The official ceremony to mark the entry of the archives into the Memory of the World comes just days after the 89th anniversary of the Armistice that ended World War One. UNESCO’s aim is to preserve mankind’s documentary heritage.

The data in the ICRC archives covers prisoners from 14 countries which detaining authorities sent to the organization. The ICRC set up the Agency at the outbreak of the conflict to try to restore contact between separated family members. The ICRC also visited many prisoner of war camps to check on conditions.
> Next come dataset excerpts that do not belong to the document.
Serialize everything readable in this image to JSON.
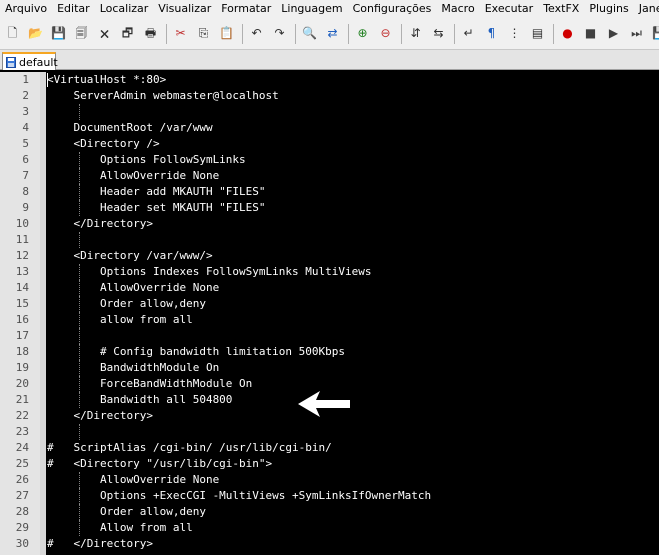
{
  "menubar": {
    "items": [
      "Arquivo",
      "Editar",
      "Localizar",
      "Visualizar",
      "Formatar",
      "Linguagem",
      "Configurações",
      "Macro",
      "Executar",
      "TextFX",
      "Plugins",
      "Janela",
      "?"
    ]
  },
  "toolbar": {
    "groups": [
      [
        "new-file-icon",
        "open-file-icon",
        "save-icon",
        "save-all-icon",
        "close-icon",
        "close-all-icon",
        "print-icon"
      ],
      [
        "cut-icon",
        "copy-icon",
        "paste-icon"
      ],
      [
        "undo-icon",
        "redo-icon"
      ],
      [
        "find-icon",
        "replace-icon"
      ],
      [
        "zoom-in-icon",
        "zoom-out-icon"
      ],
      [
        "sync-vertical-icon",
        "sync-horizontal-icon"
      ],
      [
        "word-wrap-icon",
        "show-all-chars-icon",
        "indent-guide-icon",
        "doc-map-icon"
      ],
      [
        "record-macro-icon",
        "stop-record-icon",
        "play-macro-icon",
        "run-macro-multiple-icon",
        "save-macro-icon"
      ]
    ],
    "glyphs": {
      "new-file-icon": "🗋",
      "open-file-icon": "📂",
      "save-icon": "💾",
      "save-all-icon": "🗐",
      "close-icon": "🗙",
      "close-all-icon": "🗗",
      "print-icon": "🖶",
      "cut-icon": "✂",
      "copy-icon": "⎘",
      "paste-icon": "📋",
      "undo-icon": "↶",
      "redo-icon": "↷",
      "find-icon": "🔍",
      "replace-icon": "⇄",
      "zoom-in-icon": "⊕",
      "zoom-out-icon": "⊖",
      "sync-vertical-icon": "⇵",
      "sync-horizontal-icon": "⇆",
      "word-wrap-icon": "↵",
      "show-all-chars-icon": "¶",
      "indent-guide-icon": "⋮",
      "doc-map-icon": "▤",
      "record-macro-icon": "●",
      "stop-record-icon": "■",
      "play-macro-icon": "▶",
      "run-macro-multiple-icon": "⏭",
      "save-macro-icon": "💾"
    },
    "colors": {
      "record-macro-icon": "#d00000",
      "stop-record-icon": "#404040",
      "play-macro-icon": "#404040",
      "run-macro-multiple-icon": "#404040",
      "save-macro-icon": "#2060c0",
      "cut-icon": "#c03030",
      "find-icon": "#404040",
      "replace-icon": "#2060c0",
      "zoom-in-icon": "#208020",
      "zoom-out-icon": "#c03030",
      "show-all-chars-icon": "#2060c0"
    }
  },
  "tabs": [
    {
      "label": "default",
      "active": true
    }
  ],
  "editor": {
    "colors": {
      "background": "#000000",
      "text": "#ffffff",
      "gutter": "#e4e4e4",
      "line_number": "#505050"
    },
    "lines": [
      {
        "n": "1",
        "text": "<VirtualHost *:80>",
        "guides": []
      },
      {
        "n": "2",
        "text": "    ServerAdmin webmaster@localhost",
        "guides": []
      },
      {
        "n": "3",
        "text": "",
        "guides": [
          4
        ]
      },
      {
        "n": "4",
        "text": "    DocumentRoot /var/www",
        "guides": []
      },
      {
        "n": "5",
        "text": "    <Directory />",
        "guides": []
      },
      {
        "n": "6",
        "text": "        Options FollowSymLinks",
        "guides": [
          4
        ]
      },
      {
        "n": "7",
        "text": "        AllowOverride None",
        "guides": [
          4
        ]
      },
      {
        "n": "8",
        "text": "        Header add MKAUTH \"FILES\"",
        "guides": [
          4
        ]
      },
      {
        "n": "9",
        "text": "        Header set MKAUTH \"FILES\"",
        "guides": [
          4
        ]
      },
      {
        "n": "10",
        "text": "    </Directory>",
        "guides": []
      },
      {
        "n": "11",
        "text": "",
        "guides": [
          4
        ]
      },
      {
        "n": "12",
        "text": "    <Directory /var/www/>",
        "guides": []
      },
      {
        "n": "13",
        "text": "        Options Indexes FollowSymLinks MultiViews",
        "guides": [
          4
        ]
      },
      {
        "n": "14",
        "text": "        AllowOverride None",
        "guides": [
          4
        ]
      },
      {
        "n": "15",
        "text": "        Order allow,deny",
        "guides": [
          4
        ]
      },
      {
        "n": "16",
        "text": "        allow from all",
        "guides": [
          4
        ]
      },
      {
        "n": "17",
        "text": "",
        "guides": [
          4
        ]
      },
      {
        "n": "18",
        "text": "        # Config bandwidth limitation 500Kbps",
        "guides": [
          4
        ]
      },
      {
        "n": "19",
        "text": "        BandwidthModule On",
        "guides": [
          4
        ]
      },
      {
        "n": "20",
        "text": "        ForceBandWidthModule On",
        "guides": [
          4
        ]
      },
      {
        "n": "21",
        "text": "        Bandwidth all 504800",
        "guides": [
          4
        ]
      },
      {
        "n": "22",
        "text": "    </Directory>",
        "guides": []
      },
      {
        "n": "23",
        "text": "",
        "guides": [
          4
        ]
      },
      {
        "n": "24",
        "text": "#   ScriptAlias /cgi-bin/ /usr/lib/cgi-bin/",
        "guides": []
      },
      {
        "n": "25",
        "text": "#   <Directory \"/usr/lib/cgi-bin\">",
        "guides": []
      },
      {
        "n": "26",
        "text": "        AllowOverride None",
        "guides": [
          4
        ]
      },
      {
        "n": "27",
        "text": "        Options +ExecCGI -MultiViews +SymLinksIfOwnerMatch",
        "guides": [
          4
        ]
      },
      {
        "n": "28",
        "text": "        Order allow,deny",
        "guides": [
          4
        ]
      },
      {
        "n": "29",
        "text": "        Allow from all",
        "guides": [
          4
        ]
      },
      {
        "n": "30",
        "text": "#   </Directory>",
        "guides": []
      }
    ]
  }
}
“It was the first time in history that this kind of tracing was done,” explains Martin Morger, of the ICRC’s archives service.

The volunteers maintained the lists of prisoners provided by German as well as Allied authorities in Europe, Africa and Asia. These were bound into 2,413 black volumes covering the period 1914-1923. Individual cards were typed up for each name and updated if the prisoner was moved, received medical care or died.

UNESCO, which agreed in June to include the ICRC archives in its register said that they provided “testimony to the extent of human suffering during the First World War, but also of the pioneering action to protect civilians.”

The ICRC plans to restore and digitalize the archives by 2014 — the 100th anniversary of the war’s start – and make them available on the Internet.